Bioengineers have used artificial intelligence to resurrect molecules from the past by identifying fragments of Neanderthal proteins that have the ability to fight bacteria. This groundbreaking study, published July 28 in the journal Cell Host & Microbe, may inspire new drugs to treat human infections, writes Nature.

The researchers applied computational methods to data on the proteins of both modern humans (Homo sapiens) and our long-extinct relatives – Neanderthals (Homo neanderthalensis) and Denisovans. This allowed them to identify molecules capable of killing disease-causing bacteria.

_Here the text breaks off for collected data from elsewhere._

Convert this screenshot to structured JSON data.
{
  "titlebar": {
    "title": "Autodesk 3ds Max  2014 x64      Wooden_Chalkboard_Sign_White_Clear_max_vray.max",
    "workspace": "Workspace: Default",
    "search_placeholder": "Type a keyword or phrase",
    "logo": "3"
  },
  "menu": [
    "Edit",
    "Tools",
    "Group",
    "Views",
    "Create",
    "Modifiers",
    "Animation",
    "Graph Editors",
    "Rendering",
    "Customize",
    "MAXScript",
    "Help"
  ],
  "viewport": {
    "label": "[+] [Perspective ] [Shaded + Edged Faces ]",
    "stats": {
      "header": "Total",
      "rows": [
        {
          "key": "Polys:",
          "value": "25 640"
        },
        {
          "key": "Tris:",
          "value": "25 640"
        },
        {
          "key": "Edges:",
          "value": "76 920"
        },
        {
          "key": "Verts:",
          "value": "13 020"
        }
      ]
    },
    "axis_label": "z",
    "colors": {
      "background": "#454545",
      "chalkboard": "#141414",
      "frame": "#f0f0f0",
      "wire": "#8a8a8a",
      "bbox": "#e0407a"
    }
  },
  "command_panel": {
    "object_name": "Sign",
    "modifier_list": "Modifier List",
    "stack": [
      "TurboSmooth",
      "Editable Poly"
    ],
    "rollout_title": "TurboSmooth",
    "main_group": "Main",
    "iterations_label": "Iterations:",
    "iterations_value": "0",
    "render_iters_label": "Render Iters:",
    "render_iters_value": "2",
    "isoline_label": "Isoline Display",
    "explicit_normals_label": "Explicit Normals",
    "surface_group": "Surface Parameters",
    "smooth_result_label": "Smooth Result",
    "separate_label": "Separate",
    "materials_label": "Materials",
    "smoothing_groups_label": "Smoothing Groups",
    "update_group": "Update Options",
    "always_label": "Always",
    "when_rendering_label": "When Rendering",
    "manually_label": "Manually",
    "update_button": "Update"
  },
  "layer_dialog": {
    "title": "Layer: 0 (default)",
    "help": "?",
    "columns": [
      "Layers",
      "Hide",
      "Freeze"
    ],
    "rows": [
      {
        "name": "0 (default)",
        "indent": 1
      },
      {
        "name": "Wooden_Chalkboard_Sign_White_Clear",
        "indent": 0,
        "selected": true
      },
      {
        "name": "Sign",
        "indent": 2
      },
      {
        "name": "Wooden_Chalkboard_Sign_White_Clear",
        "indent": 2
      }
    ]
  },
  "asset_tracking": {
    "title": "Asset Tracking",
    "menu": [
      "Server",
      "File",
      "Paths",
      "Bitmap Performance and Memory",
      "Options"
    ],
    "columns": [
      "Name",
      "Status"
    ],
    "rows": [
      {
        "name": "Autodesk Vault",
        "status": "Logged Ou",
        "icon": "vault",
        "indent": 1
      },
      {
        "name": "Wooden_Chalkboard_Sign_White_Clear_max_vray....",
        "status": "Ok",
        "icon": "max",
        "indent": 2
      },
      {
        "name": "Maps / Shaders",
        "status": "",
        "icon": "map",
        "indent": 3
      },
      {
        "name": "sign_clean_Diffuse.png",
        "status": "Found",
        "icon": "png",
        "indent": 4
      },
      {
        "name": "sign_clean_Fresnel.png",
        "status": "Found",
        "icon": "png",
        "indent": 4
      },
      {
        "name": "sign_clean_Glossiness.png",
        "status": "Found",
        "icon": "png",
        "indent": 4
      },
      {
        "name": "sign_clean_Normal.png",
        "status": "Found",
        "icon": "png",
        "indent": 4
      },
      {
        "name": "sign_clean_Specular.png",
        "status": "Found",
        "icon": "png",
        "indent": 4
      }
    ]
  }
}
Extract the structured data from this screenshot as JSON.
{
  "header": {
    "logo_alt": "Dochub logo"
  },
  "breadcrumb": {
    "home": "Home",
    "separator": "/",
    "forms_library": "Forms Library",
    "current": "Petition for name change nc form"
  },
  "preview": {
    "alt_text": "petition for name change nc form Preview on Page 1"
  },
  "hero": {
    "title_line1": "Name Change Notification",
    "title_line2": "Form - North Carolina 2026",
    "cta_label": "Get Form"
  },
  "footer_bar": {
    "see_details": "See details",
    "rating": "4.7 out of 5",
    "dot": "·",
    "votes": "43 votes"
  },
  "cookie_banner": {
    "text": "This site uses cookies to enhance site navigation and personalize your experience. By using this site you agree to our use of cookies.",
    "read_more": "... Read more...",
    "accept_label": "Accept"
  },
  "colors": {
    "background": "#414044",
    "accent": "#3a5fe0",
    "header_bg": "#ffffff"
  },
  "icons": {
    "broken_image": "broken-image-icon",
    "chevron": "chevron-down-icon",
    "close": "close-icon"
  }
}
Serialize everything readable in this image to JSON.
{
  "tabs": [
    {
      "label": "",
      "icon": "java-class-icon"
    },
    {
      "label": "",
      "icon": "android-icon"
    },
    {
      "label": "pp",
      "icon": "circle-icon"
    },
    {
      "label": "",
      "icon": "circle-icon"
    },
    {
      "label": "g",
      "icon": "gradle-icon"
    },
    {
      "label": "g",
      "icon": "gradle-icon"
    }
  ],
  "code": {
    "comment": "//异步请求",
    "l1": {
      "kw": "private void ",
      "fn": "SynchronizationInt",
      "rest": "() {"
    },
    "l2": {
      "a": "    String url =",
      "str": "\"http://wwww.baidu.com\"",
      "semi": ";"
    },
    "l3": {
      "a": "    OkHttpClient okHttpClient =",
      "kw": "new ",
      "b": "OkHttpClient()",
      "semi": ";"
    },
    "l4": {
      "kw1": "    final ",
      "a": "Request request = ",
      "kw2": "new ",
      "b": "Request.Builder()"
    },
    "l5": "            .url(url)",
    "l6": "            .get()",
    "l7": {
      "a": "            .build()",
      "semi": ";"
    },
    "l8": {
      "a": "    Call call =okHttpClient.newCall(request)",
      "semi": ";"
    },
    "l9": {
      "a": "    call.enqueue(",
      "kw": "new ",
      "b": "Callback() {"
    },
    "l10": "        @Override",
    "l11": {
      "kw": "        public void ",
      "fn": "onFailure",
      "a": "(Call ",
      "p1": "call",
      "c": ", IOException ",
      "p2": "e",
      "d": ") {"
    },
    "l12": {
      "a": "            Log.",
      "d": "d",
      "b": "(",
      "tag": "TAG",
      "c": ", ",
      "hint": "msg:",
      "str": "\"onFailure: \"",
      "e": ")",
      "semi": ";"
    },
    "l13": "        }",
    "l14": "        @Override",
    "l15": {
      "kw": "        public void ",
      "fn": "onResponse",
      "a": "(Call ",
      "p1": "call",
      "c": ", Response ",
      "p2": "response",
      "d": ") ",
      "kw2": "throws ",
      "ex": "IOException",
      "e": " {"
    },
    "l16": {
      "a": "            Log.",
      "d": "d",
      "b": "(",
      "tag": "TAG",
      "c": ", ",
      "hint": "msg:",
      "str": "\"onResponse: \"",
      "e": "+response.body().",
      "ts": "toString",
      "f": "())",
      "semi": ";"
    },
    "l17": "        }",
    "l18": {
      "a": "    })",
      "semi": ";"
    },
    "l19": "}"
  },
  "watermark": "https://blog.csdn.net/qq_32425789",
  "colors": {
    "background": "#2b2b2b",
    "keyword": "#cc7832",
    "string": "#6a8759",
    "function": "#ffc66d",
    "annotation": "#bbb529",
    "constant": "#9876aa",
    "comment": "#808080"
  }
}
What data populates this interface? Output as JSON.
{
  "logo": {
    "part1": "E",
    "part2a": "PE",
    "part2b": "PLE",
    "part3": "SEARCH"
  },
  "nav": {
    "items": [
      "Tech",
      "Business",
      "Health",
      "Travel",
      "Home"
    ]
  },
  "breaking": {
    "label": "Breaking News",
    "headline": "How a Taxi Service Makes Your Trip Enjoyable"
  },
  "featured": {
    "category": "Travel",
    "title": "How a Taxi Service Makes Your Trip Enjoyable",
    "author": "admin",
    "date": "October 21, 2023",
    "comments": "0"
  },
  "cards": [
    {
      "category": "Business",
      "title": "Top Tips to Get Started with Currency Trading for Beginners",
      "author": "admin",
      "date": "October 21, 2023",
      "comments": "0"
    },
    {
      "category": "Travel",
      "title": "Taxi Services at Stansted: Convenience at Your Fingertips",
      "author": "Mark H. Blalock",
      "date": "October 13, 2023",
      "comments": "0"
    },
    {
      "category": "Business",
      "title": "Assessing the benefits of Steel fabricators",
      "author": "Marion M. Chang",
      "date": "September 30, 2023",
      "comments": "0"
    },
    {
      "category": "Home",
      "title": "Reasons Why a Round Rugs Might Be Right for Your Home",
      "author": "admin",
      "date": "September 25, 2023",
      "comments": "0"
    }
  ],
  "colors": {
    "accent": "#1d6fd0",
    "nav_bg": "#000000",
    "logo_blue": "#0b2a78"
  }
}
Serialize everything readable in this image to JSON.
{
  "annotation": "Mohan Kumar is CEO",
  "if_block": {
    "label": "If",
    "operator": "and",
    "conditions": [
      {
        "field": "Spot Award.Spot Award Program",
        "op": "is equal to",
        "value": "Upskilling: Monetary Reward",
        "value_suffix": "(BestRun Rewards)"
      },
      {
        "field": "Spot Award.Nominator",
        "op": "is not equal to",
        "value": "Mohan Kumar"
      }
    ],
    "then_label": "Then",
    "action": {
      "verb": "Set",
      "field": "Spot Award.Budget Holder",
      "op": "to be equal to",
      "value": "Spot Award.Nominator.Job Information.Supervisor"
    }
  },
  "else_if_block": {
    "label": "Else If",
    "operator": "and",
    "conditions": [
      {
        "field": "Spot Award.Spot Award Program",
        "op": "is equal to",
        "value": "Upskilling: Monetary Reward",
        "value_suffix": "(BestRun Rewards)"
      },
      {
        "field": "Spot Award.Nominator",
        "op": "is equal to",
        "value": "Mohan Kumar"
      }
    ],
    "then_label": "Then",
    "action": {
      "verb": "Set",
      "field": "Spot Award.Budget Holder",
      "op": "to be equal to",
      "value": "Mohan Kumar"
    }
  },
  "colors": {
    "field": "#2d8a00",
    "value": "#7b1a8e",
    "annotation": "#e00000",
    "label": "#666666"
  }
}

“We’re motivated by the notion of bringing back molecules from the past to address problems that we have today,” says Cesar de la Fuente, a study co-author and bioengineer at the University of Pennsylvania in Philadelphia.

Antibiotic development has slowed over the past few decades, and most of the antibiotics prescribed today came on the market more than 30 years ago. As the number of antibiotic-resistant bacteria increases, a new wave of treatments will soon be needed.

Many organisms produce short protein subunits called peptides that have antimicrobial properties. Some of these antimicrobial peptides, mostly isolated from bacteria, are already used in clinical practice. Proteins of extinct species can become an untapped resource for the development of antibiotics.

The researchers trained an artificial intelligence algorithm to recognize places on human proteins where they are known to be cleaved into peptides. They applied this algorithm to publicly available protein sequences of H. sapiens, H. neanderthalensis, and Denisovans. Using the properties of previously described antimicrobial peptides, they predicted which ones might kill bacteria.

At the same time, finding and testing drug candidates with the help of AI takes only a few weeks, compared to three to six years using old methods to discover one new antibiotic.

The researchers tested dozens of peptides to see if they could kill bacteria in a lab dish. They then selected six peptides – four from H. sapiens, one from H. neanderthalensis and one from Denisovans – and injected them into mice infected with the bacterium Acinetobacter baumannii, a common cause of infection in humans.

All six peptides stopped the growth of A. baumannii in the thigh muscle, but none of them killed the bacteria. The five molecules killed bacteria growing in skin abscesses, but at “extremely high” doses, according to Nathanael Gray, a chemical biologist at Stanford University in California.

Modifying the most successful molecules can create more effective versions, and changing the algorithm can improve the identification of antimicrobial peptides, reducing the number of false positives. “Even though the algorithm that we used didn’t yield amazing molecules, I think the concept and the framework represents an entirely new avenue for thinking about drug discovery,” says de la Fuente.

Euan Ashley, an expert in genomics and precision medicine at Stanford University in California, is excited about this new approach in the little-studied field of antibiotic development. De la Fuente and his colleagues have shown that diving into the archaic human genome is an interesting and potentially useful approach.